Nothing I have seen since has given me any cause to refute his explanation.
History has certainly repeated itself with the appointment of Jeremy Corbyn as the new Labour leader. When faced with a dominant and strong Conservative government, the Labour Party always lurches back to the Left. This time that lurch is more of a quantum leap. It could be argued there is nobody lLeft of Jeremy Corbyn and for this simple reason – the euphoria of new Labour members who voted for him notwithstanding – the Labour Party has rendered itself unelectable for years.
Labour did break that Left-leaning mold with the New Labour project and it is amazing to think that it is less than twenty years ago that this fresh approach brought the Party a dominance of Westminster that seemed unassailable.
Yet here we are and Labour is back in the howling wilderness, with Corbyn the bearded prophet leading his ragged flock. New Labour is dead and so, for the moment, is the two-party system that has been our way of life for decades.
Corbyn is unlikely to appeal to English voters, who rejected Ed Miliband for being too Left-leaning. And here in Scotland, the flocks of voters who abandoned Labour for the SNP seem content that they have found a better representation for their own socialist ideals.
This means that Nicola Sturgeon’s SNP is effectively the party providing most opposition to the Tories in terms of a balance of power – particularly since Sturgeon has a massive say in the future of the UK. This is very ironic, given that it was New Labour who opened the door to such previously undreamt of leverage by their devolution policy. A policy which Tony Blair has recently publicly recanted.

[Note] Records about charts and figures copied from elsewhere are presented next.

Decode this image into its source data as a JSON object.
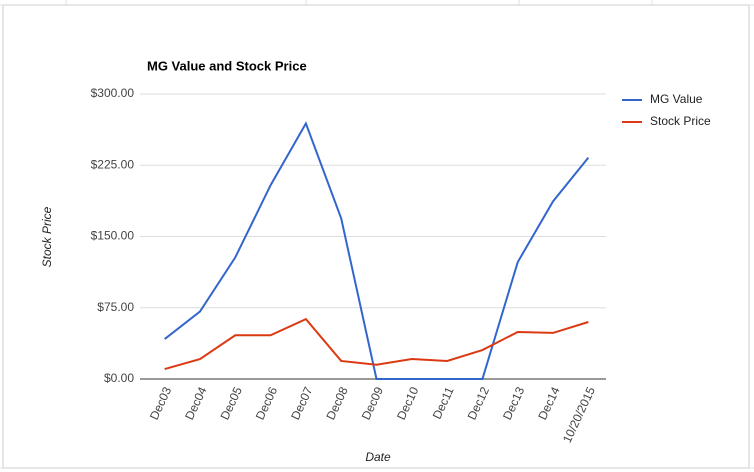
{
  "chart_data": {
    "type": "line",
    "title": "MG Value and Stock Price",
    "x_label": "Date",
    "y_label": "Stock Price",
    "categories": [
      "Dec03",
      "Dec04",
      "Dec05",
      "Dec06",
      "Dec07",
      "Dec08",
      "Dec09",
      "Dec10",
      "Dec11",
      "Dec12",
      "Dec13",
      "Dec14",
      "10/20/2015"
    ],
    "series": [
      {
        "name": "MG Value",
        "color": "#3366cc",
        "values": [
          42,
          71,
          128,
          204,
          269,
          169,
          0,
          0,
          0,
          0,
          123,
          187,
          233
        ]
      },
      {
        "name": "Stock Price",
        "color": "#dc3912",
        "values": [
          10.5,
          21,
          46,
          46,
          63,
          19,
          15,
          21,
          19,
          30.5,
          49.5,
          48.5,
          60
        ]
      }
    ],
    "ylim": [
      0,
      300
    ],
    "yticks": [
      {
        "value": 0,
        "label": "$0.00"
      },
      {
        "value": 75,
        "label": "$75.00"
      },
      {
        "value": 150,
        "label": "$150.00"
      },
      {
        "value": 225,
        "label": "$225.00"
      },
      {
        "value": 300,
        "label": "$300.00"
      }
    ],
    "grid": true,
    "legend": "right"
  }
}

If politics reflects what is really going on in society then you could say that the emerging head-to-head of Unionism versus nationalism is where it is at – with Labour a mute, powerless bystander offering nothing but a return to failed twentieth century socialist ideas.
A more positive approach for Nicola Sturgeon would be to throw off the grevance-based political costume she wears and embrace an opportunity for her party – and Scotland itself – to have a bigger say in the United Kingdom by partnering with the hated Tories and being a counterbalance to Conservative policies. The argument for such is very basic: Why throw off the shackles and limitations of two-party politics only to jump right back in to them?

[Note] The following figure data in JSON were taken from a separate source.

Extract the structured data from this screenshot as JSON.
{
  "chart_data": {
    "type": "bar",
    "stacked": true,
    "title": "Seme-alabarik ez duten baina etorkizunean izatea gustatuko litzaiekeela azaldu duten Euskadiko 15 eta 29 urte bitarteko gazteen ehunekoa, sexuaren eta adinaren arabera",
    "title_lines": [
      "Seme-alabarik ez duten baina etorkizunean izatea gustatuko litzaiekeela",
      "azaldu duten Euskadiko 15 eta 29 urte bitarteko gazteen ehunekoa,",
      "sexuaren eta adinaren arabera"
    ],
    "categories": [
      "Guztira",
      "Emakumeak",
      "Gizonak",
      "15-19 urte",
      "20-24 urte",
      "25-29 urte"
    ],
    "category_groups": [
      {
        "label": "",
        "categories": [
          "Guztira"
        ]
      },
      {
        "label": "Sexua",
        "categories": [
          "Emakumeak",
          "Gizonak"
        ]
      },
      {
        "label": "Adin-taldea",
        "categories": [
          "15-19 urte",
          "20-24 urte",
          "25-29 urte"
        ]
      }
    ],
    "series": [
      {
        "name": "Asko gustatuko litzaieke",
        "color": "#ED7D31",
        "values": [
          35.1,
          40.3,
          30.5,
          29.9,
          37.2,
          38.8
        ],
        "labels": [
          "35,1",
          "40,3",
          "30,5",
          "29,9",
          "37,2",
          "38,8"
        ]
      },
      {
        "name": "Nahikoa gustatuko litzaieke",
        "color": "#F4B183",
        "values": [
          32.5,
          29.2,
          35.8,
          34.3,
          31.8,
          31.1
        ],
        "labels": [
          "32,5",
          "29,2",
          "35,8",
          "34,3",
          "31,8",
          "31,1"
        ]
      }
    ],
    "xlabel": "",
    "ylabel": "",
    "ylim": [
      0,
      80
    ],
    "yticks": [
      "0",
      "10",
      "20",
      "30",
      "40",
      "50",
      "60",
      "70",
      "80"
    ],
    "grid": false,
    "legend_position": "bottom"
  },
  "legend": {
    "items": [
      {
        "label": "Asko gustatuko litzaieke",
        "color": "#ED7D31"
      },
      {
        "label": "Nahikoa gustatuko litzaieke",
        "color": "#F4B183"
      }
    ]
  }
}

Britain needs leadership and true leadership comes from humility, not macho posturing. This is why the entire political system needs reforming from one of hostile standoffs to one of cooperation and working together. The good of the nation and its people must trump the need to be top dog in political dogfights.
Labour’s suicide is an opportunity to breathe life into a failing system. As I have repeatedly said, the answer is not to leave the UK because of this hackneyed old system but to radically change how politics works.
That path has now been opened by Labour’s closing the door on its own chances.
Who will grab the thistle and begin to work for a UK we can all believe in? Let’s hope that Nicola Sturgeon and David Cameron are both big enough to lay aside party and policy loyalties for the sake of the nation and its people.